B. Kebutuhan pembayaran, mulai dari listrik, uang sekolah, gaji ART, jaringan internet, dan hutang kalau ada. Buatlah di list kebutuhan pembayaran yang harus dilakukan dalam sebulan. Kebutuhan pembayaran tahunan seperti pajak kendaraan dan PBB, dicicil alokasinya per bulan.

C. Alokasikan investasi minimal 10% dari pendapatan! Misal bisa lebih besar, tentu lebih baik. Pilih produk investasi sesuai kebutuhan ya!

Semua pos dialokasikan di awal terima uang. Karena kalau dari awal uang tersebut tidak disisihkan, khawatir keburu habis saat akan digunakan. Patuhi apa yang sudah dianggarkan! Kebocoran perencanaan keuangan biasanya dari ketidakdisiplinan terhadap angka-angka tersebut.

2. Tentukan target keuangan

Dalam hidup, pasti ada target. Tujuannya, supaya hidup terarah. Dan yang jelas, dengan target, hidup akan terasa lebih bersemangat. Termasuk dalam keuangan, kita perlu membuat target keuangan. Target keuangan itu dibagi menjadi 3 berdasarkan jangka waktunya, yaitu jangka pendek, menengah, dan panjang. Dalam mewujudkan target keuangan, diperlukan kendaraan investasi agar target keuangan dapat terpenuhi dengan lebih baik. Investasi loh ya, bukan yang ada asuransinya. Perihal asuransi akan dibahas di poin selanjutnya.

Investasi jangka pendek bisa lewat reksadana pasar uang. Returnya lebih baik dibanding hanya ditabung ditabungan. Disebut jangka pendek bila rentang waktunya 1-2 tahun. Selanjutnya untuk investasi jangka menengah bisa lewat SBR, ST, ORI, reksadana campuran (yang terdiri dari surat berharga dan sedikit porsi saham). Nah, untuk jangka panjang, bisa dengan investasi emas atau saham (perhatikan fundamental perusahaan). Yang perlu diingat, investasi bukan hanya tentang seberapa besar returnnya, tetapi seberapa mudah liquiditasnya juga.
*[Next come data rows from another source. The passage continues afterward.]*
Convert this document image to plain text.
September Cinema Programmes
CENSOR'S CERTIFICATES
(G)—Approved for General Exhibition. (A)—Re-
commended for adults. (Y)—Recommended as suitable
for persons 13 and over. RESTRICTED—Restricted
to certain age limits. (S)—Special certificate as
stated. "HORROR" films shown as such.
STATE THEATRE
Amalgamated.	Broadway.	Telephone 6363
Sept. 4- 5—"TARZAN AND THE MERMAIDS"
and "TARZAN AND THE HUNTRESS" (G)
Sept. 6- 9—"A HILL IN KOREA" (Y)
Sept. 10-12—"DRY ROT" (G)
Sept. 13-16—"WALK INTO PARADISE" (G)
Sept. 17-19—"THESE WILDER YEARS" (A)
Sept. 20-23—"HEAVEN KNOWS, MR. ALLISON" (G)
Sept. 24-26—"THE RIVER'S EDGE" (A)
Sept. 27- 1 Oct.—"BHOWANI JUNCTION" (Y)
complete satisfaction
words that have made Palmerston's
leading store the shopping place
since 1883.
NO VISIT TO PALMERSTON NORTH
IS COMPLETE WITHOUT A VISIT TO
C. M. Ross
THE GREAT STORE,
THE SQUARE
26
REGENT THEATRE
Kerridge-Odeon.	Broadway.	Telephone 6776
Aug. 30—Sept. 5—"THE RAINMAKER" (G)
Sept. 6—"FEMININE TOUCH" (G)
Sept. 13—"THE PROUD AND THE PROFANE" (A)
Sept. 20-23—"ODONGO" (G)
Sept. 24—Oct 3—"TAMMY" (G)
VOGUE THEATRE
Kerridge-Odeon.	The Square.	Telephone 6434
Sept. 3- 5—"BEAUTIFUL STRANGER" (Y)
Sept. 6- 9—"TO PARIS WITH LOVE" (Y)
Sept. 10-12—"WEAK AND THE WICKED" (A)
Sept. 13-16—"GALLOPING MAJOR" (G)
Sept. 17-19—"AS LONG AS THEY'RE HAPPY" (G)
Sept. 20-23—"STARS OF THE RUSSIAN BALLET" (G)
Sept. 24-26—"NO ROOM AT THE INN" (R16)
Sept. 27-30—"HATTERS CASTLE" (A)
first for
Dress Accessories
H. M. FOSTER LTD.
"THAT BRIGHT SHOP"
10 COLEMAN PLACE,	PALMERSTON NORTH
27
Semakin liquid alias mudah dicairkan, maka semakin fleksibel untuk kebutuhan jangka pendek.

3. Disiplin pada perencanaan keuangan yang dibuat

Rencana sudah selangit, target sudah ditetapkan, tetapi bila tidak disiplin dengan perencanaan keuangan yang dibuat, ya sama saja. Pribahasa bersakit-sakit dahulu bersenang-senang kemudian bisa diterapkan dalam hal perencanaan keuangan. Biasakan hidup sederhana agar tidak susah memenuhi target keuangan.

4. Hindari hutang

Katanya hutang itu riba, dosanya ngeRIBAnget. Sebenarnya tanpa ditakut-takuti soal dosa, hutang tanpa pertimbangan matang memang akan menyengsarakan. Hutang akan menggerogoti keuangan keluarga, apalagi sekarang banyak program pinjaman mudah yang ternyata bunganya selangit. Misalkan butuh mobil, bisalah nanti beli mobil seken dengan harga yang tidak terlalu menguras kantong.
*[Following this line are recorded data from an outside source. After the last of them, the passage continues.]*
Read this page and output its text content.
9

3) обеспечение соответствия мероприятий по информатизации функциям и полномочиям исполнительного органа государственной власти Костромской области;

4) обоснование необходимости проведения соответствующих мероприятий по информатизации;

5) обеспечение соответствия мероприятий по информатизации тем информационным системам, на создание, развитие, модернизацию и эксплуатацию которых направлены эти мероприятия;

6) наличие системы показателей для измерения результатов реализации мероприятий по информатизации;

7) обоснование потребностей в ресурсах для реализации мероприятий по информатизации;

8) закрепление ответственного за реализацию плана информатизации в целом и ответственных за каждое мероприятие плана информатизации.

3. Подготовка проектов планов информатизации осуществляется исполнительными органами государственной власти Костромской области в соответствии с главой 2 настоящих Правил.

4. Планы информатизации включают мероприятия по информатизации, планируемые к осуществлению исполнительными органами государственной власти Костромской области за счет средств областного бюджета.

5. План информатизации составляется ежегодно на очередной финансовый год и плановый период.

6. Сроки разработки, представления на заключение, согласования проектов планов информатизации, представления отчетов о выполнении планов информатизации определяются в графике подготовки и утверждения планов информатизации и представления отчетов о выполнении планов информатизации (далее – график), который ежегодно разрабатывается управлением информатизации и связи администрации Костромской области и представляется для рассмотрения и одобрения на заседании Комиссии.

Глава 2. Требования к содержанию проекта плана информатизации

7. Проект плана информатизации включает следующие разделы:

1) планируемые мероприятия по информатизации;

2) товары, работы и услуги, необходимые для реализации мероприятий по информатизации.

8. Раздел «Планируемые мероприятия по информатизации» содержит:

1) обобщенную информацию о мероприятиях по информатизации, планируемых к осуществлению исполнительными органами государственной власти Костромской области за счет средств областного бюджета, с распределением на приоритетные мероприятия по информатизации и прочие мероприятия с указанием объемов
5. Memiliki asuransi kesehatan

Asuransi kesehatan sangat penting, karena sakit tidak bisa diduga datangnya. Asuransi kesehatan seperti BPJS Kesehatan sudah cukup bagus dalam menjamin pengobatan. Belum ada asuransi kesehatan semurah dan selengkap BPJS. Jangan berpikir untuk menunggak bayar asuransi, nanti akan repot sendiri ketika asuransi tersebut diperlukan. Selama asuransi tersebut tidak dipakai, anggap saja sedang sedekah, karena asuransi bukan soal untung rugi, tetapi kita membeli proteksi.
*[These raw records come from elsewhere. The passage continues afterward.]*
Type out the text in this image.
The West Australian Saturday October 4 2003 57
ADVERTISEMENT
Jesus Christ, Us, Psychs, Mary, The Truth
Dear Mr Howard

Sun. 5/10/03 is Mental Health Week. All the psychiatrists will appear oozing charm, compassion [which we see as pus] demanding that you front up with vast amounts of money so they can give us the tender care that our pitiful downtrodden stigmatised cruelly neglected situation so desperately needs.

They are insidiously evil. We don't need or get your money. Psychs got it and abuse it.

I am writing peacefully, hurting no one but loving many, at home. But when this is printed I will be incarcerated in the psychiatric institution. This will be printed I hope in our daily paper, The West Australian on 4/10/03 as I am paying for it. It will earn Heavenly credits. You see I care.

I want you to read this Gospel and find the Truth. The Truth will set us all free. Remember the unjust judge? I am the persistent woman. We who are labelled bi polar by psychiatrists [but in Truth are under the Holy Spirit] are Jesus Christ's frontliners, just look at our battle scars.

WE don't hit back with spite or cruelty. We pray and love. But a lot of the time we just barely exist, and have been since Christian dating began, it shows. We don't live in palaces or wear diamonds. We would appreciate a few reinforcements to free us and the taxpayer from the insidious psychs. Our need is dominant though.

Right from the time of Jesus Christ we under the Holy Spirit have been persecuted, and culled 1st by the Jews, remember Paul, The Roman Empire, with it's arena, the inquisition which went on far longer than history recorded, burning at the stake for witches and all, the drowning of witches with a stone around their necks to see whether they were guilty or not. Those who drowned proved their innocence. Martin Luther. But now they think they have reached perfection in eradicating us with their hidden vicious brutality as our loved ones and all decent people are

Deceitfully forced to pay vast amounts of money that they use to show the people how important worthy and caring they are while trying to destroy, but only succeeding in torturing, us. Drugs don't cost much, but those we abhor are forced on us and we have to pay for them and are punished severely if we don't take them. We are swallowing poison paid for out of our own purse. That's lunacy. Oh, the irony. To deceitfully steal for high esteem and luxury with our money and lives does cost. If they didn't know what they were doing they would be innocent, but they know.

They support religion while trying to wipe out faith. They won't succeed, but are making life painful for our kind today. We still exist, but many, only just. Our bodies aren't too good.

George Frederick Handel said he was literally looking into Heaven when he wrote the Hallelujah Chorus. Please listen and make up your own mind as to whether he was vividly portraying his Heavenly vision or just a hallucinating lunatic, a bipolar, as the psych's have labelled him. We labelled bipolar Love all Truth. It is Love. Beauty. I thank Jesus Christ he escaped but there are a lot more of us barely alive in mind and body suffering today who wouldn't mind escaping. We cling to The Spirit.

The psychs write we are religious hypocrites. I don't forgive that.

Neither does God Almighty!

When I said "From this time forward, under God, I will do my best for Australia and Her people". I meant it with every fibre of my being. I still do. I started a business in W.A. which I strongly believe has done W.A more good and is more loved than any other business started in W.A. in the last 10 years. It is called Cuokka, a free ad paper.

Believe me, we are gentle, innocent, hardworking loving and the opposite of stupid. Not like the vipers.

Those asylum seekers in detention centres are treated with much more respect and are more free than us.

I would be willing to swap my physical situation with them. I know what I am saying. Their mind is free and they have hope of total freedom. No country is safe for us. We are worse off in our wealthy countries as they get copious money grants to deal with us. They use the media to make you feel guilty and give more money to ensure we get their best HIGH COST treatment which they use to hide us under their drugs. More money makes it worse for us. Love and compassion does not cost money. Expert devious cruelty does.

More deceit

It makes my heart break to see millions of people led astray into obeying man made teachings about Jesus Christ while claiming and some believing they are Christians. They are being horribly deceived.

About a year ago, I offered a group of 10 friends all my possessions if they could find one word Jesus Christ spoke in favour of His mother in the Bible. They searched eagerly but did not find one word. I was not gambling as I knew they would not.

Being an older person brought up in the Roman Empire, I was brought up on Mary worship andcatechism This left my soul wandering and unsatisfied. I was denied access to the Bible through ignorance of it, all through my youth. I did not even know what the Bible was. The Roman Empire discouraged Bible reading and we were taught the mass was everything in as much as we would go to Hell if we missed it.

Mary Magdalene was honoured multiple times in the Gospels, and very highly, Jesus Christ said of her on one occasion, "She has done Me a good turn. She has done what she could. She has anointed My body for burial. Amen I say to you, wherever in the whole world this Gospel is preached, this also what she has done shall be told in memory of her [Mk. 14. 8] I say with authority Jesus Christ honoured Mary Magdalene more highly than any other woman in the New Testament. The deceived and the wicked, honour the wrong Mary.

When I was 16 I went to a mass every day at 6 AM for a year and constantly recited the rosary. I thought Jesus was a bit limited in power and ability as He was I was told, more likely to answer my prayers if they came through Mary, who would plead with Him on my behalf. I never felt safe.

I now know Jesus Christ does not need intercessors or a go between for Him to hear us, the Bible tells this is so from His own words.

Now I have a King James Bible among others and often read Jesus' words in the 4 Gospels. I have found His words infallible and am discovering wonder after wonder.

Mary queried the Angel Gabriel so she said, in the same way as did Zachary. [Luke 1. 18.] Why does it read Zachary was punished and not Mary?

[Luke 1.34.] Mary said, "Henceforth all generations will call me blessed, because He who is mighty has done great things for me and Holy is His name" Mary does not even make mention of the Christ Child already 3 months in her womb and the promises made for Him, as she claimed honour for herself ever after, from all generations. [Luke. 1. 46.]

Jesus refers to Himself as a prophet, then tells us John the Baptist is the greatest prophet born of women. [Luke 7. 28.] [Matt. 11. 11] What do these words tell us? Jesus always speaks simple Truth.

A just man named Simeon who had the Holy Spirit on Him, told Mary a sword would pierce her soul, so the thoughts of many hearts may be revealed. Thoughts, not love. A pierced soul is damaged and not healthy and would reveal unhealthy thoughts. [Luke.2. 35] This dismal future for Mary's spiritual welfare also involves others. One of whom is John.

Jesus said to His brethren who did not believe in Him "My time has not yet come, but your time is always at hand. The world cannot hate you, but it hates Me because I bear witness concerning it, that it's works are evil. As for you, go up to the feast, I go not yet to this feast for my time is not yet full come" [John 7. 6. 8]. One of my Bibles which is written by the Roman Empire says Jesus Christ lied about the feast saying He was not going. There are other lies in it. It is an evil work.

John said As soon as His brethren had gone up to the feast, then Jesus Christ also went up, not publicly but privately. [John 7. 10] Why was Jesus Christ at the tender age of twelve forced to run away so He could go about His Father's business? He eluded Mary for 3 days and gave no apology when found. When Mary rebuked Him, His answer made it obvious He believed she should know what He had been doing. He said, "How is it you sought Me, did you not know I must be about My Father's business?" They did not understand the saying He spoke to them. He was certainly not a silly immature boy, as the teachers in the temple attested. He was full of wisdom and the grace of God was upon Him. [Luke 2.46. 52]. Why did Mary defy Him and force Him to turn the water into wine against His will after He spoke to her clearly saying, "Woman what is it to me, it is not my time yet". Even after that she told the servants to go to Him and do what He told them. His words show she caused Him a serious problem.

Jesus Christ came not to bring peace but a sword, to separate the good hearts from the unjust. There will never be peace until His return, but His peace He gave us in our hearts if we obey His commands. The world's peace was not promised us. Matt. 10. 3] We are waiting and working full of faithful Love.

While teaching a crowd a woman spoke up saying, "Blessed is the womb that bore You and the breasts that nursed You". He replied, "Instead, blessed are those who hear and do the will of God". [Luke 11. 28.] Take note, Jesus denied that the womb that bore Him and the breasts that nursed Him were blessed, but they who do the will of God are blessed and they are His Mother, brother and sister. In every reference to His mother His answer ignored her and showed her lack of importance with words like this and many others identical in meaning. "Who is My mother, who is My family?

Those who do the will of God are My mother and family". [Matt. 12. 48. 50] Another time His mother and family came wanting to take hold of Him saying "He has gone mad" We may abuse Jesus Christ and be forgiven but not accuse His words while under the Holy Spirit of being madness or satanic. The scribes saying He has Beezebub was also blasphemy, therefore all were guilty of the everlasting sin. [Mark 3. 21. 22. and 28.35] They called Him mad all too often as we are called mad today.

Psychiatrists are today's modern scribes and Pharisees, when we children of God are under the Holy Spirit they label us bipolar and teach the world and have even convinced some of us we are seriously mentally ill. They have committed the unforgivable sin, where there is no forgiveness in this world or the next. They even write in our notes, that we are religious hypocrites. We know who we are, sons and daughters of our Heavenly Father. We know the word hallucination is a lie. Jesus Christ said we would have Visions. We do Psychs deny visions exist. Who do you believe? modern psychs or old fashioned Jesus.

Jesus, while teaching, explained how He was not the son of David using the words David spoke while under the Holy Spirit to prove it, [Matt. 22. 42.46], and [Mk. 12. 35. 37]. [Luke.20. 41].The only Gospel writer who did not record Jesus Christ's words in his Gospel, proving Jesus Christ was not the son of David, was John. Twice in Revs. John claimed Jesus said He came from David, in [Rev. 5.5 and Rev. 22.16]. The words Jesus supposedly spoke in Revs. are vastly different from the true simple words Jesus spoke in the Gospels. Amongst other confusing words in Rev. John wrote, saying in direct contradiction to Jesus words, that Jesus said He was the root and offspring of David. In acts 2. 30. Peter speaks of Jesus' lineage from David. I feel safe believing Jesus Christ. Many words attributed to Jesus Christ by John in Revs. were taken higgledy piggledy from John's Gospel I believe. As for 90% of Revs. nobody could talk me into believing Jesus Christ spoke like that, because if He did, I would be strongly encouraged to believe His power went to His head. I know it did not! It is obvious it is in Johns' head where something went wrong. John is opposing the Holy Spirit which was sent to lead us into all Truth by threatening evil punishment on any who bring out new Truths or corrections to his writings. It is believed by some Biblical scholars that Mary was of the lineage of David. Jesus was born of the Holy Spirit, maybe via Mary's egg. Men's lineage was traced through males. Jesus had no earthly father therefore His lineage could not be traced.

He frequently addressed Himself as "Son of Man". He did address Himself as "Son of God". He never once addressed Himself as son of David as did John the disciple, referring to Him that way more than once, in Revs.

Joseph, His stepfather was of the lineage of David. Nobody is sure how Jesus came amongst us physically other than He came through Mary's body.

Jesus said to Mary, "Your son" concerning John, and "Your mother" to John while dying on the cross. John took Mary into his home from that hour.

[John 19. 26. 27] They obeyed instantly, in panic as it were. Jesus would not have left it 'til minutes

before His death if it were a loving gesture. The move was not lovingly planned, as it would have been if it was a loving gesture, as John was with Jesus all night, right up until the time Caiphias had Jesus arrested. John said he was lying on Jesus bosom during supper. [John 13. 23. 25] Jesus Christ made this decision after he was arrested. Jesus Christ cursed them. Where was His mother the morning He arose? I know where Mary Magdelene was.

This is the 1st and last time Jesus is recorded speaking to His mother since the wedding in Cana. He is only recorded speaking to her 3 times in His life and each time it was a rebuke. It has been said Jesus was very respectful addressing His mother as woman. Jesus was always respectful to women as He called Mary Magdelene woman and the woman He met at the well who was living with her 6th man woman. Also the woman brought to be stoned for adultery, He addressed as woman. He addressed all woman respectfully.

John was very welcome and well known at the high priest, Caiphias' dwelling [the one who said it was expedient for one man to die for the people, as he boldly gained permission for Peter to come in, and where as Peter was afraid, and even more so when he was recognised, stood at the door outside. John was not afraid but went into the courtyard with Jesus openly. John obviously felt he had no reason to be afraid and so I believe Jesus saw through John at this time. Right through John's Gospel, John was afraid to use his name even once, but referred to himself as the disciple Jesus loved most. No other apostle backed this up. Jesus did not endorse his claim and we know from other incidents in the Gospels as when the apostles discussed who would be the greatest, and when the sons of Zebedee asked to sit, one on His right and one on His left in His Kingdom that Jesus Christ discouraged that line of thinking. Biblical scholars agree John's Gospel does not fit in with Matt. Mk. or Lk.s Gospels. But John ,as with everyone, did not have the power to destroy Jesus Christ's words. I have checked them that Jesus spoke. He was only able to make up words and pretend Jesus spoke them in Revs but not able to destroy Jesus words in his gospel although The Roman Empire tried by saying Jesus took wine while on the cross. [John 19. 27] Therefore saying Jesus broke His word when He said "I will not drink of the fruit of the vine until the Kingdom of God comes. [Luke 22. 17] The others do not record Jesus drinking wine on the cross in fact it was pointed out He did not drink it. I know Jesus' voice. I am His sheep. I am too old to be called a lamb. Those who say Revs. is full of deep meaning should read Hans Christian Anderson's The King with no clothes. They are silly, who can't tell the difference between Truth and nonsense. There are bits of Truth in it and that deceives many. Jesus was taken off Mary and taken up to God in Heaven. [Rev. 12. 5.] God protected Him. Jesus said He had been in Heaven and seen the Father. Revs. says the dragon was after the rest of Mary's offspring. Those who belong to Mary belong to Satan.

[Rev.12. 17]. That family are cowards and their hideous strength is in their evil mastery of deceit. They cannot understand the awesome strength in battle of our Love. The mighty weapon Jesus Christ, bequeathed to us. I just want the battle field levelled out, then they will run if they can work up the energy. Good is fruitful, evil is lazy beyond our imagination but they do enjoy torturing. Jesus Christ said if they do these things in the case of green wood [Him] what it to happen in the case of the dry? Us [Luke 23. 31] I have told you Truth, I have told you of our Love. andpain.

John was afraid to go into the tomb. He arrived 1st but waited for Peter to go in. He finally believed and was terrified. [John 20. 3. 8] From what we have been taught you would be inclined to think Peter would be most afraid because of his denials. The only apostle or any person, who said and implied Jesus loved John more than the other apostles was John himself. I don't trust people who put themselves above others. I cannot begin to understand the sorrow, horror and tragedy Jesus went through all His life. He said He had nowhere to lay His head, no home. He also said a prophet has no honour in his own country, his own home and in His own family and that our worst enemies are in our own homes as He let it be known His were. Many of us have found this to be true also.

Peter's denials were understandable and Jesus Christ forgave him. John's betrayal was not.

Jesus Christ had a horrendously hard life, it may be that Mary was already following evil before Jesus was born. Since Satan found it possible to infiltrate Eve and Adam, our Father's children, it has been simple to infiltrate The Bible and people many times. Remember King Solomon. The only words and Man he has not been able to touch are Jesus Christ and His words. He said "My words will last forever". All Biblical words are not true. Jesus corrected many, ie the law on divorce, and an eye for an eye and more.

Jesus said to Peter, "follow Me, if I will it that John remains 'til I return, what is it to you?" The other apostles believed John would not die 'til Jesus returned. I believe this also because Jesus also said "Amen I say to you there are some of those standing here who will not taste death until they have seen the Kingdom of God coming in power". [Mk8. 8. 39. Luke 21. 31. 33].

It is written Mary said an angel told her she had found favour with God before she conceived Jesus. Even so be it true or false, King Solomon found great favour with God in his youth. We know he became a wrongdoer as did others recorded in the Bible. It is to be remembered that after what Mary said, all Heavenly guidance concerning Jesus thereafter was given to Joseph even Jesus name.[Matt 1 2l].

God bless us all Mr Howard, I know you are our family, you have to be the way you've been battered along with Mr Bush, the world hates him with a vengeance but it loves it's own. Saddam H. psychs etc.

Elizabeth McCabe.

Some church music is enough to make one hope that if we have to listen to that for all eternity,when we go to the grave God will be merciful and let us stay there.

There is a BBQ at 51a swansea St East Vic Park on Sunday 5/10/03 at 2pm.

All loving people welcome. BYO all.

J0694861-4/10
Sebagai emak dan menteri keuangan rumah tangga, kelima poin tersebut sangat penting dilakukan. Jangan berhenti belajar soal pengaturan keuanganrumah tangga. Tetap membuka mata dengan berbagai jenis investasi. Dan jangan lupa untuk mengajarkan mengatur keuangan pada anak sejak dini. Bila sedari kecil sudah mampu mengatur keuangan, kedepan akan lebih mudah menghadapi 'tantangan' masa depan.